A fragilidade, na prática, não é o nível absoluto, e sim a velocidade. Marcas mais baratas ou reposicionadas crescem mais rápido, enquanto marcas estabelecidas como a Nivea nem sempre acompanham. Sobretudo públicos mais atentos ao orçamento tendem a migrar quando alternativas acertam em design, temas em alta e preço.

O que isso significa para consumidores

Para quem compra, a principal consequência é simples: mais opções boas. Se antes a escolha parecia ser entre “marca cara” e “creme barato sem nome”, hoje marcas próprias e tradicionais disputam de igual para igual.

Na hora de comprar, algumas regras práticas ajudam:

  • Prestar atenção às necessidades da própria pele: pele seca, sensível ou oleosa reage de um jeito diferente.
  • Comparar ingredientes: tolerância e efeito desejado valem mais do que o nome da marca.
  • Pesar preço-benefício: mais caro não é automaticamente melhor - mas extremamente barato também nem sempre compensa.
  • Testar com consistência: usar um produto por várias semanas, em vez de trocar o tempo todo.
  • Famílias mais preocupadas com o orçamento tendem a ganhar com o fortalecimento das marcas próprias. Quem procura, por exemplo, um creme básico e bem tolerado, hoje encontra opções por poucos euros. Já para cuidados mais específicos - como pele muito seca ou determinados problemas de pele - muita gente ainda prefere marcas estabelecidas com histórico dermatológico.

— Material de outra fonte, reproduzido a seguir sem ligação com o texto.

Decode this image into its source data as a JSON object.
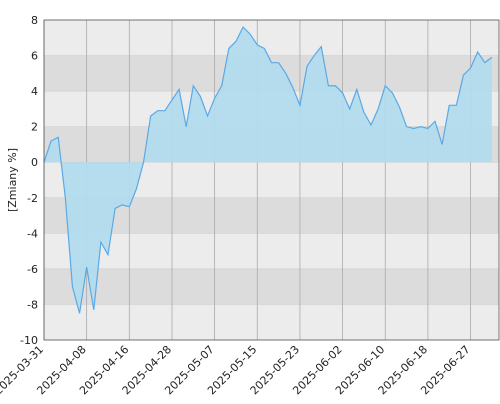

    O que “satisfação do cliente” inclui no dia a dia

    O termo satisfação do cliente pode soar abstrato, mas no uso cotidiano ele envolve pontos bem concretos. Nas pesquisas, normalmente entram aspectos como:

    Aspekt Beispiel im Pflegealltag
    Anwendung Zieht die Creme schnell ein oder klebt sie?
    Geruch Wird der Duft als angenehm, zu stark oder künstlich empfunden?
    Hautgefühl Fühlt sich die Haut weich an oder spannt sie nach dem Eincremen?
    Verträglichkeit Gibt es Rötungen, Pickel oder Brennen?
    Preisempfinden Passt das Ergebnis zum Geld, das man bezahlt hat?

    Principalmente em cheiro e textura, as marcas podem ser bem diferentes entre si. O “cheiro típico” da Nivea, por exemplo, traz lembranças de infância para muita gente, enquanto para outras pessoas ele é forte demais. Marcas de drogaria como a Balea apostam em várias fragrâncias e texturas mais leves, que costumam atrair especialmente consumidoras mais jovens.

    Quem alterna entre marcas percebe rápido: não existe um “melhor” creme universal. No fim, o que conta é o que funciona para a sua pele, para a rotina e para o bolso.